HDP’nin bir demokratik anayasa taslağı hazırladığını öğreniyoruz basından.

Bu taslak bugüne kadar neden ortaya çıkmadı?

Bu taslağın toplumla paylaşılması tecrit meselesinden daha mı az önemli?

Bu taslakta; vatandaşlık, anadilde öğretim hakkı, adem-i merkeziyetçi etkin yerel yönetimler, idari vesayet konularında evrensel hukukla uyumlu hangi yapılabilir öneriler getiriliyor?

Böyle bir taslak sadece kürt sorunlarına değil Türkiye’nin genel demokratik hukuk devleti sorunlarına da çözümler önermeli.

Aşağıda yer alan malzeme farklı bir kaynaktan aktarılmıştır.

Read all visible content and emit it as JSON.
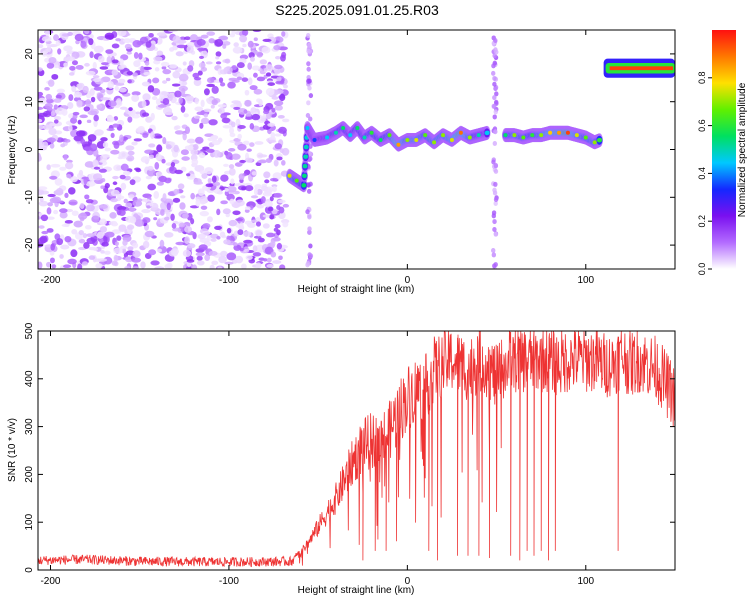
{
  "title": "S225.2025.091.01.25.R03",
  "colors": {
    "snr_line": "#ee3333",
    "plot_background": "#ffffff",
    "colormap_stops": [
      "#ffffff",
      "#b36bff",
      "#7a10f0",
      "#1428ff",
      "#00c8ff",
      "#00e060",
      "#60f000",
      "#ffe000",
      "#ff7800",
      "#ff1010"
    ]
  },
  "chart_data": [
    {
      "type": "heatmap",
      "xlabel": "Height of straight line (km)",
      "ylabel": "Frequency (Hz)",
      "xlim": [
        -207,
        150
      ],
      "ylim": [
        -25,
        25
      ],
      "x_ticks": [
        -200,
        -100,
        0,
        100
      ],
      "x_tick_labels": [
        "-200",
        "-100",
        "0",
        "100"
      ],
      "y_ticks": [
        -20,
        -10,
        0,
        10,
        20
      ],
      "y_tick_labels": [
        "-20",
        "-10",
        "0",
        "10",
        "20"
      ],
      "colorbar": {
        "label": "Normalized spectral amplitude",
        "range": [
          0,
          1
        ],
        "ticks": [
          0.0,
          0.2,
          0.4,
          0.6,
          0.8
        ],
        "tick_labels": [
          "0.0",
          "0.2",
          "0.4",
          "0.6",
          "0.8"
        ]
      },
      "ridge": {
        "x": [
          -66,
          -62,
          -58,
          -56,
          -52,
          -45,
          -40,
          -36,
          -32,
          -28,
          -24,
          -20,
          -15,
          -10,
          -5,
          0,
          5,
          10,
          15,
          20,
          25,
          30,
          35,
          40,
          45,
          55,
          60,
          65,
          70,
          75,
          80,
          85,
          90,
          95,
          100,
          105,
          108
        ],
        "freq": [
          -5.5,
          -6.5,
          -7.5,
          4.5,
          2.0,
          2.5,
          3.5,
          4.5,
          3.0,
          4.5,
          2.5,
          3.5,
          2.0,
          3.0,
          1.0,
          2.0,
          2.0,
          3.0,
          1.5,
          3.0,
          2.0,
          3.5,
          2.5,
          3.0,
          3.5,
          3.0,
          3.0,
          2.5,
          3.0,
          3.0,
          3.5,
          3.5,
          3.5,
          3.0,
          2.5,
          1.5,
          2.0
        ],
        "amp": [
          0.75,
          0.65,
          0.55,
          0.45,
          0.35,
          0.45,
          0.5,
          0.55,
          0.45,
          0.55,
          0.5,
          0.6,
          0.55,
          0.65,
          0.85,
          0.7,
          0.75,
          0.65,
          0.7,
          0.7,
          0.75,
          0.9,
          0.7,
          0.5,
          0.45,
          0.55,
          0.7,
          0.65,
          0.6,
          0.7,
          0.8,
          0.85,
          0.95,
          0.75,
          0.65,
          0.7,
          0.6
        ]
      },
      "upper_band": {
        "x_range": [
          110,
          150
        ],
        "freq": 17,
        "amp": 0.95
      },
      "noise_region": {
        "x_range": [
          -207,
          -68
        ],
        "amp_range": [
          0.02,
          0.2
        ]
      },
      "vertical_stripes": [
        -55,
        49
      ]
    },
    {
      "type": "line",
      "xlabel": "Height of straight line (km)",
      "ylabel": "SNR (10 * v/v)",
      "xlim": [
        -207,
        150
      ],
      "ylim": [
        0,
        500
      ],
      "x_ticks": [
        -200,
        -100,
        0,
        100
      ],
      "x_tick_labels": [
        "-200",
        "-100",
        "0",
        "100"
      ],
      "y_ticks": [
        0,
        100,
        200,
        300,
        400,
        500
      ],
      "y_tick_labels": [
        "0",
        "100",
        "200",
        "300",
        "400",
        "500"
      ],
      "series": [
        {
          "x": [
            -207,
            -180,
            -150,
            -120,
            -90,
            -65,
            -60,
            -55,
            -50,
            -45,
            -40,
            -35,
            -30,
            -25,
            -20,
            -15,
            -10,
            -5,
            0,
            5,
            10,
            15,
            20,
            25,
            30,
            35,
            40,
            45,
            50,
            55,
            60,
            65,
            70,
            75,
            80,
            85,
            90,
            95,
            100,
            105,
            110,
            115,
            120,
            125,
            130,
            135,
            140,
            145,
            150
          ],
          "baseline": [
            20,
            22,
            18,
            17,
            17,
            18,
            35,
            60,
            90,
            120,
            150,
            190,
            230,
            260,
            270,
            270,
            290,
            330,
            360,
            380,
            380,
            420,
            430,
            440,
            430,
            420,
            440,
            430,
            400,
            430,
            440,
            440,
            440,
            440,
            440,
            430,
            440,
            440,
            440,
            440,
            430,
            430,
            450,
            430,
            440,
            430,
            420,
            390,
            360
          ],
          "dropouts": [
            {
              "x": -25,
              "y": 20
            },
            {
              "x": -18,
              "y": 40
            },
            {
              "x": -12,
              "y": 40
            },
            {
              "x": -6,
              "y": 60
            },
            {
              "x": 12,
              "y": 40
            },
            {
              "x": 17,
              "y": 20
            },
            {
              "x": 28,
              "y": 30
            },
            {
              "x": 34,
              "y": 30
            },
            {
              "x": 40,
              "y": 30
            },
            {
              "x": 46,
              "y": 25
            },
            {
              "x": 58,
              "y": 30
            },
            {
              "x": 63,
              "y": 20
            },
            {
              "x": 67,
              "y": 40
            },
            {
              "x": 71,
              "y": 30
            },
            {
              "x": 75,
              "y": 40
            },
            {
              "x": 79,
              "y": 20
            },
            {
              "x": 83,
              "y": 40
            },
            {
              "x": 118,
              "y": 40
            }
          ]
        }
      ]
    }
  ]
}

Bu taslakta MGK için, Diyanet İşleri Başkanlığı için, resmi ideoloji için, Sayıştay’ın yetkileri ve etkinliği için ne gibi öneriler, alternatifler sunuluyor?

Kürt siyasetçiler ve akademisyenler de umarım muhtemelen kürt sorununun çözüm yoluna girmesinin Türkiye’nin yeniden hukuk devleti olmaya başlamasından geçtiğinin bilincindedirler.

En azından şunu söyleyebilirim, kürtler dışında kalan ve demokratik hukuk devletinden yana tavır alanlar Türkiye’nin demokratikleşmesinin kürt sorununun çözümünden geçtiğini iyi biliyorlar.  

Gerçekten merak ediyorum, 19 Ağustos hukuk darbesini eleştirenlerin ne kadarı meselenin özünün Anayasanın 127. maddesinde ifadesini bulan "idari vesayet yetkisinden" geçtiğini haykıracaklar acaba?

Bugün (19 Ağustos) gelinen nokta ise meselenin özünün anayasal olduğunu muhtemelen herkese göstermiştir.

Anayasanın 127. maddesini açın okuyun, idari vesayet kavramı çerçevesinde İçişleri Bakanının seçilmiş mahalli idareler organlarını ve üyelerini görevden alabileceği yazıyor.

Süleyman Soylu çıkıp "ben anayasal yetkimi kullandım" derse ne yapacaksınız?

Anayasanın detaylı bir biçimde tartışılması için geç bile kalınmış olabilir çünkü 19 Ağustos hukuk darbesi ve bu hukuk darbesinin kürt ve türk kamuoyunun vicdanlarında açacağı yaranın önümüzdeki dönemde normal ya da erken bir genel seçimi risk altına aldığını seziyorum; AKP kaybedeceği kesinleşen bir seçime gitmeyebilir. 

Ben de hala saf saf HDP’nin hazırladığı anayasa taslağını bekliyorum. 

Diyarbakır, Mardin ve Van HDP seçmenine geçmiş olsun diyorum ama enseyi karartmayalım, her şerde bir hayır da vardır, belki bu hukuk darbesi hukuku tartışmak için daha sağlıklı bir ortam yaratır.